Disaster Recovery and Backup
Production environments require comprehensive disaster recovery and backup strategies implemented through Ansible.
Backup Automation:
# roles/backup/tasks/main.yml
---
- name: Create backup directories
file:
path: "{{ item }}"
state: directory
owner: backup
group: backup
mode: '0750'
loop:
- /backup/database
- /backup/application
- /backup/system
- name: Database backup
mysql_db:
name: "{{ item }}"
state: dump
target: "/backup/database/{{ item }}-{{ ansible_date_time.date }}.sql"
loop: "{{ databases_to_backup }}"
when: "'databases' in group_names"
- name: Application data backup
archive:
path: "{{ app_data_path }}"
dest: "/backup/application/app-data-{{ ansible_date_time.date }}.tar.gz"
remove: false
when: "'web_servers' in group_names"
- name: System configuration backup
archive:
path:
- /etc
- /var/lib
dest: "/backup/system/system-config-{{ ansible_date_time.date }}.tar.gz"
exclude_path:
- /etc/shadow
- /etc/passwd
remove: false
- name: Upload backups to cloud storage
gcp_storage_object:
bucket: "{{ backup_bucket }}"
src: "{{ item }}"
dest: "{{ inventory_hostname }}/{{ item | basename }}"
loop:
- "/backup/database/*.sql"
- "/backup/application/*.tar.gz"
- "/backup/system/*.tar.gz"
Disaster Recovery Playbook:
# playbooks/disaster-recovery.yml
---
- name: Disaster recovery procedures
hosts: localhost
gather_facts: false
vars_prompt:
- name: recovery_type
prompt: "Recovery type (full|partial|data-only)"
private: false
default: "partial"
- name: backup_date
prompt: "Backup date to restore (YYYY-MM-DD)"
private: false
tasks:
- name: Validate recovery parameters
assert:
that:
- recovery_type in ['full', 'partial', 'data-only']
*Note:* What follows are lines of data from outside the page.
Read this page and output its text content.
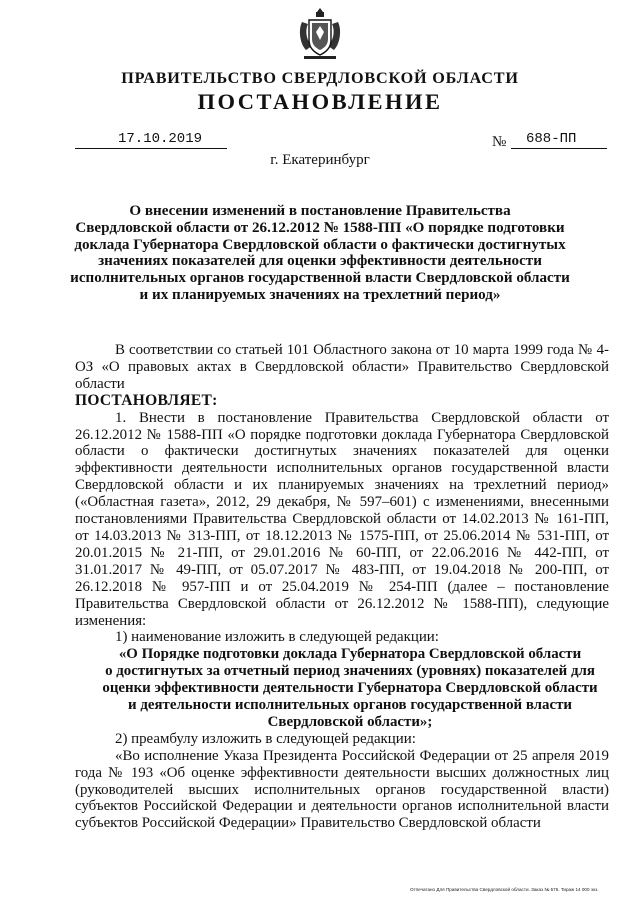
ПРАВИТЕЛЬСТВО СВЕРДЛОВСКОЙ ОБЛАСТИ
ПОСТАНОВЛЕНИЕ
17.10.2019	№ 688-ПП
г. Екатеринбург
О внесении изменений в постановление Правительства
Свердловской области от 26.12.2012 № 1588-ПП «О порядке подготовки
доклада Губернатора Свердловской области о фактически достигнутых
значениях показателей для оценки эффективности деятельности
исполнительных органов государственной власти Свердловской области
и их планируемых значениях на трехлетний период»

В соответствии со статьей 101 Областного закона от 10 марта 1999 года № 4-ОЗ «О правовых актах в Свердловской области» Правительство Свердловской области

ПОСТАНОВЛЯЕТ:

1. Внести в постановление Правительства Свердловской области от 26.12.2012 № 1588-ПП «О порядке подготовки доклада Губернатора Свердловской области о фактически достигнутых значениях показателей для оценки эффективности деятельности исполнительных органов государственной власти Свердловской области и их планируемых значениях на трехлетний период» («Областная газета», 2012, 29 декабря, № 597–601) с изменениями, внесенными постановлениями Правительства Свердловской области от 14.02.2013 № 161-ПП, от 14.03.2013 № 313-ПП, от 18.12.2013 № 1575-ПП, от 25.06.2014 № 531-ПП, от 20.01.2015 № 21-ПП, от 29.01.2016 № 60-ПП, от 22.06.2016 № 442-ПП, от 31.01.2017 № 49-ПП, от 05.07.2017 № 483-ПП, от 19.04.2018 № 200-ПП, от 26.12.2018 № 957-ПП и от 25.04.2019 № 254-ПП (далее – постановление Правительства Свердловской области от 26.12.2012 № 1588-ПП), следующие изменения:

1) наименование изложить в следующей редакции:

«О Порядке подготовки доклада Губернатора Свердловской области
о достигнутых за отчетный период значениях (уровнях) показателей для
оценки эффективности деятельности Губернатора Свердловской области
и деятельности исполнительных органов государственной власти
Свердловской области»;

2) преамбулу изложить в следующей редакции:

«Во исполнение Указа Президента Российской Федерации от 25 апреля 2019 года № 193 «Об оценке эффективности деятельности высших должностных лиц (руководителей высших исполнительных органов государственной власти) субъектов Российской Федерации и деятельности органов исполнительной власти субъектов Российской Федерации» Правительство Свердловской области

Отпечатано Для Правительства Свердловской области. Заказ № 575. Тираж 14 000 экз.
- backup_date | regex_search('^\d{4}-\d{2}-\d{2}$')
fail_msg: "Invalid recovery parameters"
- name: Provision new infrastructure (full recovery)
include: ../terraform/emergency-provision.yml
when: recovery_type == 'full'
- name: Restore from backups
include_tasks: restore-from-backup.yml
vars:
restore_date: "{{ backup_date }}"
- name: Verify system functionality
include_tasks: verify-recovery.yml
- name: Update DNS and load balancer
include_tasks: update-traffic-routing.yml
when: recovery_type == 'full'
Note
The patterns and practices in this chapter represent years of production experience with Infrastructure as Code. While the examples use Google Cloud Platform, the principles apply to any cloud provider or hybrid environment. Focus on understanding the patterns rather than memorizing specific syntax.